Zacks has developed the innovative Style Scores system to highlight stocks with specific traits. For example, value investors will be interested in stocks with great grades in the "Value" category. When paired with a high Zacks Rank, "A" grades in the Value category are among the strongest value stocks on the market today.

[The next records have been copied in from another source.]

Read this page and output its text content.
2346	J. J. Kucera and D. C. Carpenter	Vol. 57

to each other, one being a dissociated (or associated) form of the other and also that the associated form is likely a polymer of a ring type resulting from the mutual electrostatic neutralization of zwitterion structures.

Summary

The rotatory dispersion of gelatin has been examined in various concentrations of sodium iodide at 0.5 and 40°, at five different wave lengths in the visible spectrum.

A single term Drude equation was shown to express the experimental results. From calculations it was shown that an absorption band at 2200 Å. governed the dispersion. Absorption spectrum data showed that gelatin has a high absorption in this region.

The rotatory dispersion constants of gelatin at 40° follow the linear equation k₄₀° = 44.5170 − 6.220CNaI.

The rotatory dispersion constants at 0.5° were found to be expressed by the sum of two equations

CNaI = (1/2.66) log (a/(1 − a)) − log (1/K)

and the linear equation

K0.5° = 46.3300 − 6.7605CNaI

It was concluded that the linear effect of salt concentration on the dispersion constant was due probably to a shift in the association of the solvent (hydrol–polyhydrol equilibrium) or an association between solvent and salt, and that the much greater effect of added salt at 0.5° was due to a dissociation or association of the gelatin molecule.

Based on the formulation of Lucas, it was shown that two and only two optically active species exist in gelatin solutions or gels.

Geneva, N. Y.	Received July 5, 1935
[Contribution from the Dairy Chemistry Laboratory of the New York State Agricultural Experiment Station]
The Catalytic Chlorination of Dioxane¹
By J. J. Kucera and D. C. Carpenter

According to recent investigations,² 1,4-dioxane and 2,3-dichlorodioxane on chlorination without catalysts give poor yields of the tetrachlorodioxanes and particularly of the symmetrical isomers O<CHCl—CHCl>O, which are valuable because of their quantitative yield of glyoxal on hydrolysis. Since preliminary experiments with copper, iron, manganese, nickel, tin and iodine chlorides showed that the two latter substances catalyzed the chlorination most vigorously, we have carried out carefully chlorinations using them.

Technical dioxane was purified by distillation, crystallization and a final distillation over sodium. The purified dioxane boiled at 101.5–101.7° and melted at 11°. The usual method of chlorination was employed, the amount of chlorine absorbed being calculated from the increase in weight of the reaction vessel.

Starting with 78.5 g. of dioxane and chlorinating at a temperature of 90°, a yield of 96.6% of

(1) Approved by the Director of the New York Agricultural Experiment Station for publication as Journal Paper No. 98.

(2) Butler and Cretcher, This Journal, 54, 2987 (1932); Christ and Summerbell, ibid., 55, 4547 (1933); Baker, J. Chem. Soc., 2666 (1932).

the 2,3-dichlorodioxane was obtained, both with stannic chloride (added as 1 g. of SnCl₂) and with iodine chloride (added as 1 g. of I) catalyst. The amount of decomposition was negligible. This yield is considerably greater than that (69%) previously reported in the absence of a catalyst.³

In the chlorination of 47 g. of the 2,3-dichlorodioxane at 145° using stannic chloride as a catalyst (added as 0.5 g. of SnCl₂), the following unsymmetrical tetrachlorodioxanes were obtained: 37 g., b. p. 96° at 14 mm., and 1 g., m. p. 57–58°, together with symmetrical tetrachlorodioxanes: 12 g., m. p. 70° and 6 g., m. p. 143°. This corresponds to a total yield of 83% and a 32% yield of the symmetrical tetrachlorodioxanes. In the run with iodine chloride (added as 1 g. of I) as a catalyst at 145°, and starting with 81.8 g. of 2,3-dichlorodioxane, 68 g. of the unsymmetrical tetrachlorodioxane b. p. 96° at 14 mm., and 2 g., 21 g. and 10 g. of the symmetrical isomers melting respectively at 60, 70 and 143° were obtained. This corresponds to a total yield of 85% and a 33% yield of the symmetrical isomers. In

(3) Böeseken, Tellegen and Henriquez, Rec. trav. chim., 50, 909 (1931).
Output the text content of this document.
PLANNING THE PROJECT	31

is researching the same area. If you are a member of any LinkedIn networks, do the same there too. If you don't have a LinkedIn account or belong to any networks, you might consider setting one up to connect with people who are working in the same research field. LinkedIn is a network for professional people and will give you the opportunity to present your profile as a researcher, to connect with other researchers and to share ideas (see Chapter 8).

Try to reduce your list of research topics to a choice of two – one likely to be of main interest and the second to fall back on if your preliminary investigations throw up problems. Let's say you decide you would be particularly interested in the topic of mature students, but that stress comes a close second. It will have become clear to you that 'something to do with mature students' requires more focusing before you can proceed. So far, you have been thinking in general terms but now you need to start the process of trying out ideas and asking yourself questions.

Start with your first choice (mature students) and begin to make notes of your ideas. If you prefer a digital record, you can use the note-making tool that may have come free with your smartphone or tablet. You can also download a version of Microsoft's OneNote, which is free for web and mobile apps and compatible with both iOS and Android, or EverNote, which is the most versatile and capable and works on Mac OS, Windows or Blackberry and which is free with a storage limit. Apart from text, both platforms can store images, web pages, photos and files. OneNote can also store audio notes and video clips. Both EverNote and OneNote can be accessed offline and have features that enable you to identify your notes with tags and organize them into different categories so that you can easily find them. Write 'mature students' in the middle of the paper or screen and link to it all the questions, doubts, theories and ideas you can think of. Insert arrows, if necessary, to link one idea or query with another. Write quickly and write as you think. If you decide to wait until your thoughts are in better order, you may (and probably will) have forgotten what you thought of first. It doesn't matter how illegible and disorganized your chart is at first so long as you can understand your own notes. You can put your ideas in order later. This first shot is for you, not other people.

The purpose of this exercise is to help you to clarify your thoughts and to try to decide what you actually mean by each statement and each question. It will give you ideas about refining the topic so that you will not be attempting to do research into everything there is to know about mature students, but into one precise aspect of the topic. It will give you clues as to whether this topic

Addus HomeCare (ADUS - Free Report) is a stock many investors are watching right now. ADUS is currently sporting a Zacks Rank of #2 (Buy), as well as a Value grade of A. The stock is trading with P/E ratio of 19.56 right now. For comparison, its industry sports an average P/E of 20.68. Over the past 52 weeks, ADUS's Forward P/E has been as high as 28.16 and as low as 19.18, with a median of 24.52.
Investors should also note that ADUS holds a PEG ratio of 1.66. This popular figure is similar to the widely-used P/E ratio, but the PEG ratio also considers a company's expected EPS growth rate. ADUS's industry has an average PEG of 2.98 right now. Within the past year, ADUS's PEG has been as high as 2.50 and as low as 1.64, with a median of 2.12.
Another valuation metric that we should highlight is ADUS's P/B ratio of 2.07. The P/B ratio pits a stock's market value against its book value, which is defined as total assets minus total liabilities. ADUS's current P/B looks attractive when compared to its industry's average P/B of 2.74. Over the past 12 months, ADUS's P/B has been as high as 2.95 and as low as 2.02, with a median of 2.58.
Finally, investors should note that ADUS has a P/CF ratio of 20.76. This metric takes into account a company's operating cash flow and can be used to find stocks that are undervalued based on their solid cash outlook. This stock's P/CF looks attractive against its industry's average P/CF of 23.50. Over the past year, ADUS's P/CF has been as high as 30.54 and as low as 20.20, with a median of 26.69.
Investors could also keep in mind DaVita (DVA - Free Report) , an Medical - Outpatient and Home Healthcare stock with a Zacks Rank of # 2 (Buy) and Value grade of A.
DaVita is trading at a forward earnings multiple of 15.73 at the moment, with a PEG ratio of 1.87. This compares to its industry's average P/E of 20.68 and average PEG ratio of 2.98.
Over the last 12 months, DVA's P/E has been as high as 15.73, as low as 7.30, with a median of 11.03, and its PEG ratio has been as high as 1.87, as low as 0.80, with a median of 1.22.
Additionally, DaVita has a P/B ratio of 10.40 while its industry's price-to-book ratio sits at 2.74. For DVA, this valuation metric has been as high as 12.74, as low as 7.06, with a median of 9.12 over the past year.
These are just a handful of the figures considered in Addus HomeCare and DaVita's great Value grade. Still, they help show that the stock is likely being undervalued at the moment. Add this to the strength of its earnings outlook, and we can clearly see that ADUS and DVA is an impressive value stock right now.